WOODS: He had to pay the money, or he had to serve jail sentence, paying about $25 per month until the money had been defrayed. And what that meant is he would have spent more than 5,000 years in prison paying that amount per month.
BROOKE: Finally, he was released on humanitarian grounds; he had malaria. But that would not have happened if Rodney had not endangered the President’s pristine rep.
WOODS: The press in India raised the issue of Rodney Sieh. She also made the visit to Canada, that was an issue that was raised. When she went to the United States, a host of International Human Rights organizations presented a joint letter expressing concern about the conditions of Rodney and the situation generally regarding freedom of the press in the Republic of Liberia. She was also returning from an international trip, but it became clear that upon her return home that she was coming back home to also meet a terribly bad publicity about the situation at FrontPage Africa. There was a need for the government to act, and act fast. So they did act.
But they can't go
Anything is true
People will stop, people will talk
When you smile, effects...
BROOKE: You know, we never really explained why we latched onto FrontPage Africa. Prue Clarke can do that. She’s a journalist fixed on Africa. Her organization New Narratives provides resources, and support to independent African media. Rodney calls her FrontPage Africa’s godmother:
CLARKE: The real fundamental challenge for media in West Africa was that their being paid not by their employers, they're being paid by the people they write about. Journalists are paid to write five stories. You know, as soon as you start paying journalists a decent wage, and you fire them if they take payments in any form, then you free them to do independent reporting. I became aware of Rodney and we met in the West Village and we started plotting how we were going to try to revolutionize the media in Liberia. He's that old-school genuine newsman. He just believes in the truth in the media. You know there are a lot of us. But there are few of us who're put to the same test as Rodney has been. He's the gold standard.

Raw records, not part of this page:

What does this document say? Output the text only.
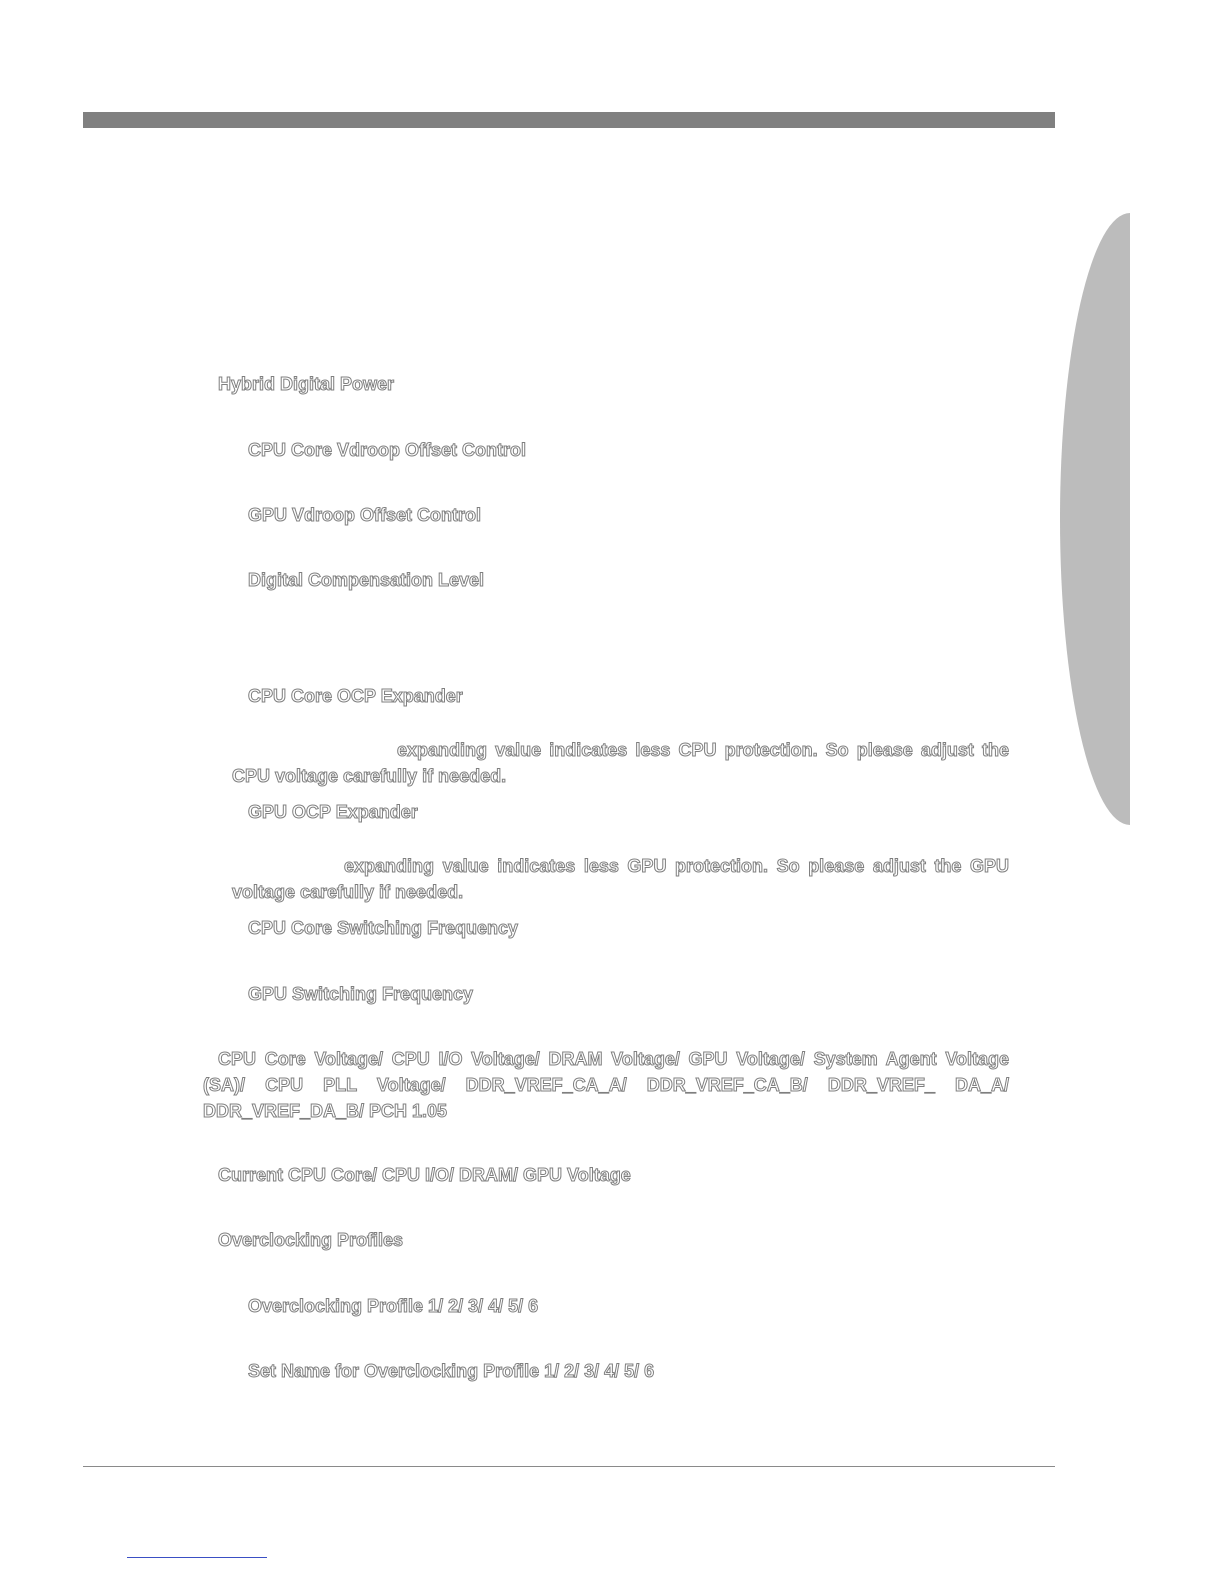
Hybrid Digital Power
CPU Core Vdroop Offset Control
GPU Vdroop Offset Control
Digital Compensation Level
CPU Core OCP Expander
expanding value indicates less CPU protection. So please adjust the CPU voltage carefully if needed.
GPU OCP Expander
expanding value indicates less GPU protection. So please adjust the GPU voltage carefully if needed.
CPU Core Switching Frequency
GPU Switching Frequency
CPU Core Voltage/ CPU I/O Voltage/ DRAM Voltage/ GPU Voltage/ System Agent Voltage (SA)/ CPU PLL Voltage/ DDR_VREF_CA_A/ DDR_VREF_CA_B/ DDR_VREF_ DA_A/ DDR_VREF_DA_B/ PCH 1.05
Current CPU Core/ CPU I/O/ DRAM/ GPU Voltage
Overclocking Profiles
Overclocking Profile 1/ 2/ 3/ 4/ 5/ 6
Set Name for Overclocking Profile 1/ 2/ 3/ 4/ 5/ 6
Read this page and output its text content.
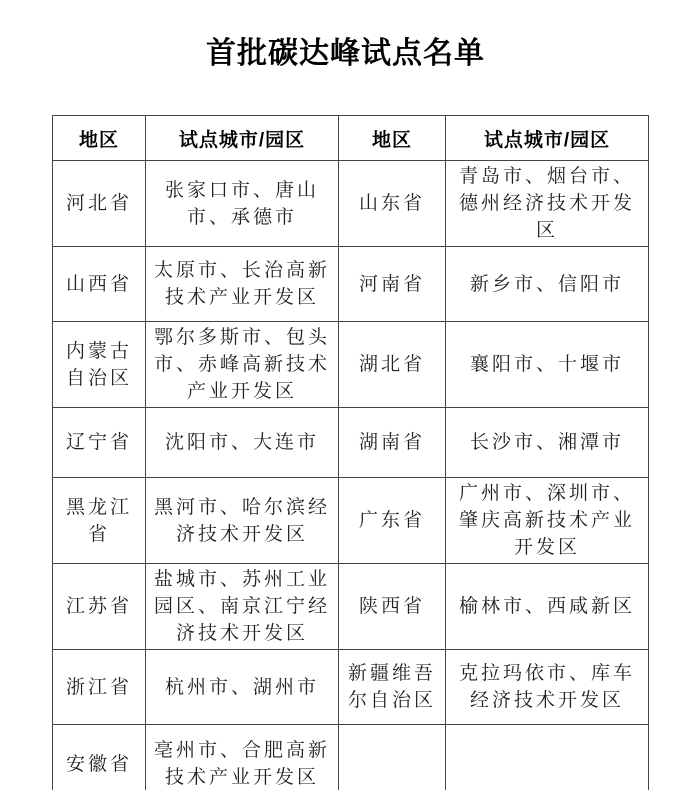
首批碳达峰试点名单
地区	试点城市/园区	地区	试点城市/园区
河北省	张家口市、唐山市、承德市	山东省	青岛市、烟台市、德州经济技术开发区
山西省	太原市、长治高新技术产业开发区	河南省	新乡市、信阳市
内蒙古自治区	鄂尔多斯市、包头市、赤峰高新技术产业开发区	湖北省	襄阳市、十堰市
辽宁省	沈阳市、大连市	湖南省	长沙市、湘潭市
黑龙江省	黑河市、哈尔滨经济技术开发区	广东省	广州市、深圳市、肇庆高新技术产业开发区
江苏省	盐城市、苏州工业园区、南京江宁经济技术开发区	陕西省	榆林市、西咸新区
浙江省	杭州市、湖州市	新疆维吾尔自治区	克拉玛依市、库车经济技术开发区
安徽省	亳州市、合肥高新技术产业开发区		
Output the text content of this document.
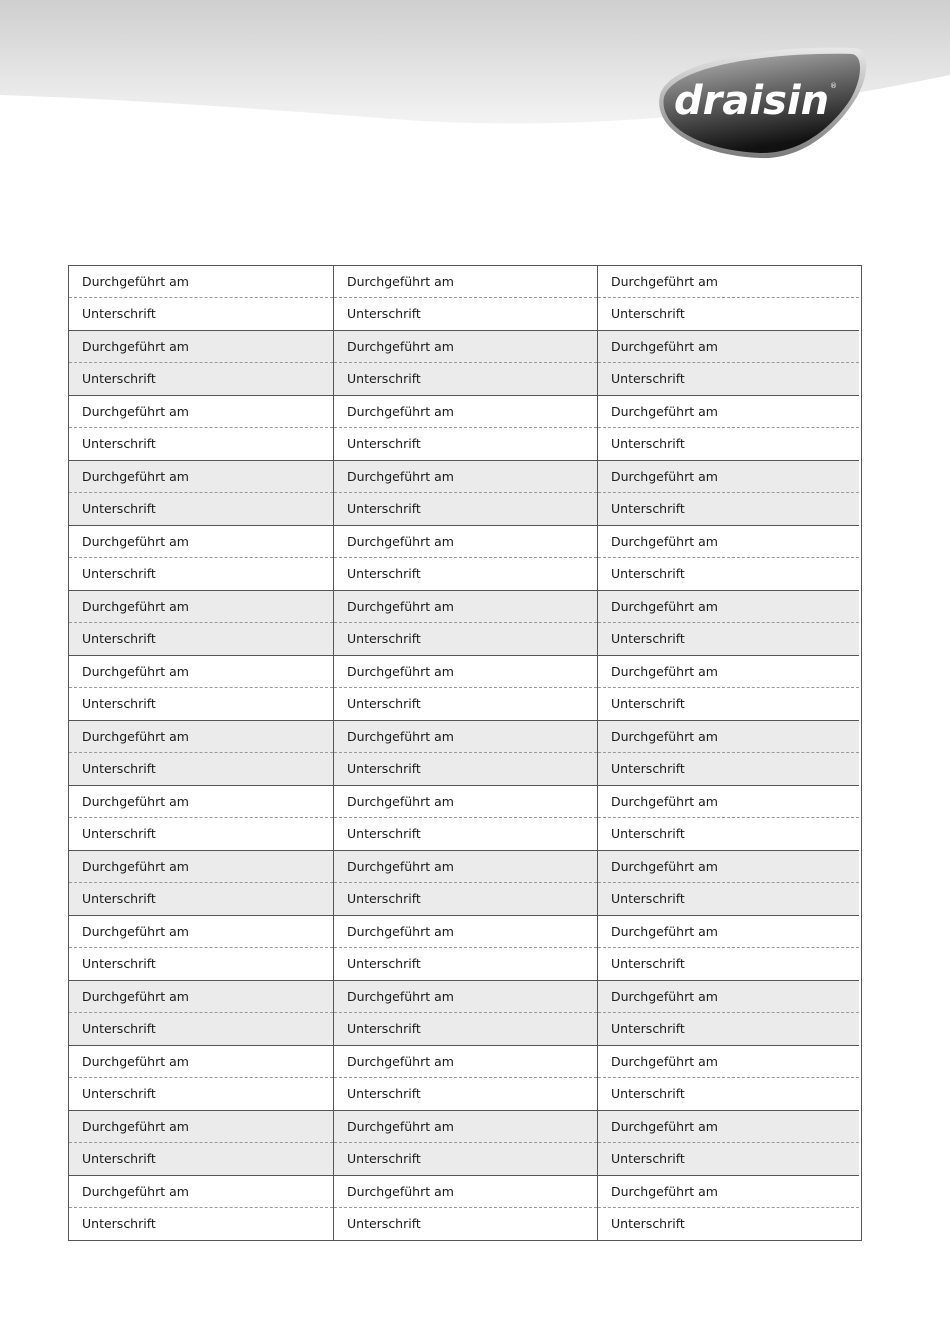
draisin ®
Durchgeführt am
Unterschrift
Durchgeführt am
Unterschrift
Durchgeführt am
Unterschrift
Durchgeführt am
Unterschrift
Durchgeführt am
Unterschrift
Durchgeführt am
Unterschrift
Durchgeführt am
Unterschrift
Durchgeführt am
Unterschrift
Durchgeführt am
Unterschrift
Durchgeführt am
Unterschrift
Durchgeführt am
Unterschrift
Durchgeführt am
Unterschrift
Durchgeführt am
Unterschrift
Durchgeführt am
Unterschrift
Durchgeführt am
Unterschrift
Durchgeführt am
Unterschrift
Durchgeführt am
Unterschrift
Durchgeführt am
Unterschrift
Durchgeführt am
Unterschrift
Durchgeführt am
Unterschrift
Durchgeführt am
Unterschrift
Durchgeführt am
Unterschrift
Durchgeführt am
Unterschrift
Durchgeführt am
Unterschrift
Durchgeführt am
Unterschrift
Durchgeführt am
Unterschrift
Durchgeführt am
Unterschrift
Durchgeführt am
Unterschrift
Durchgeführt am
Unterschrift
Durchgeführt am
Unterschrift
Durchgeführt am
Unterschrift
Durchgeführt am
Unterschrift
Durchgeführt am
Unterschrift
Durchgeführt am
Unterschrift
Durchgeführt am
Unterschrift
Durchgeführt am
Unterschrift
Durchgeführt am
Unterschrift
Durchgeführt am
Unterschrift
Durchgeführt am
Unterschrift
Durchgeführt am
Unterschrift
Durchgeführt am
Unterschrift
Durchgeführt am
Unterschrift
Durchgeführt am
Unterschrift
Durchgeführt am
Unterschrift
Durchgeführt am
Unterschrift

BROOKE: You need something else to actually pull it off.
CLARKE: Yeah, he's a little bit mad. Is that where you're going. [Laughs] No question. And inspiring, in his own quiet way. When you have the pay-for-play system, journalists don't have much regard for themselves. They see journalism as a stepping stone. So in return the public doesn't really see journalism as being very important. People really need to learn the role of the media. But it's also the journalists who had to learn that too because they didn't understand the power they had. He's certainly got a lot of enemies because he has exposed a lot of dirty dealings in a way that you know you go to other countries in Africa and they don't have a media house like this. And they get away with so much more.
BROOKE: So what is the impact of FrontPage Africa on the rest of Liberian journalism?
CLARKE: I think it's huge. It was like a nation of National Enquirers, before. There was no media house that said "this is what really good journalism is." The things that motivate us to be good journalists - prizes, pay rises, societal recognition for your courage and bravery, and travel opportunities perhaps. Those things didn't exist here. Suddnely these journalists won all sorts of awards. They broke these stories they were changing society. They were being paid well. So all the other media houses are saying, the journalists are saying: "I want that." And so they lift the standard of media just by being that role model. And many media houses here didn't have any women journalists whatsoever,now the women win all the major awards and do all the most important reporting. No one can say women can't be journalists anymore. You see stories about what they would once upon a time call women's issues. On the front pages of other newspapers now and they're being discussed on the radio. It's not just wall-to-wall politics. If you look at other countries in the region, it's profoundly different.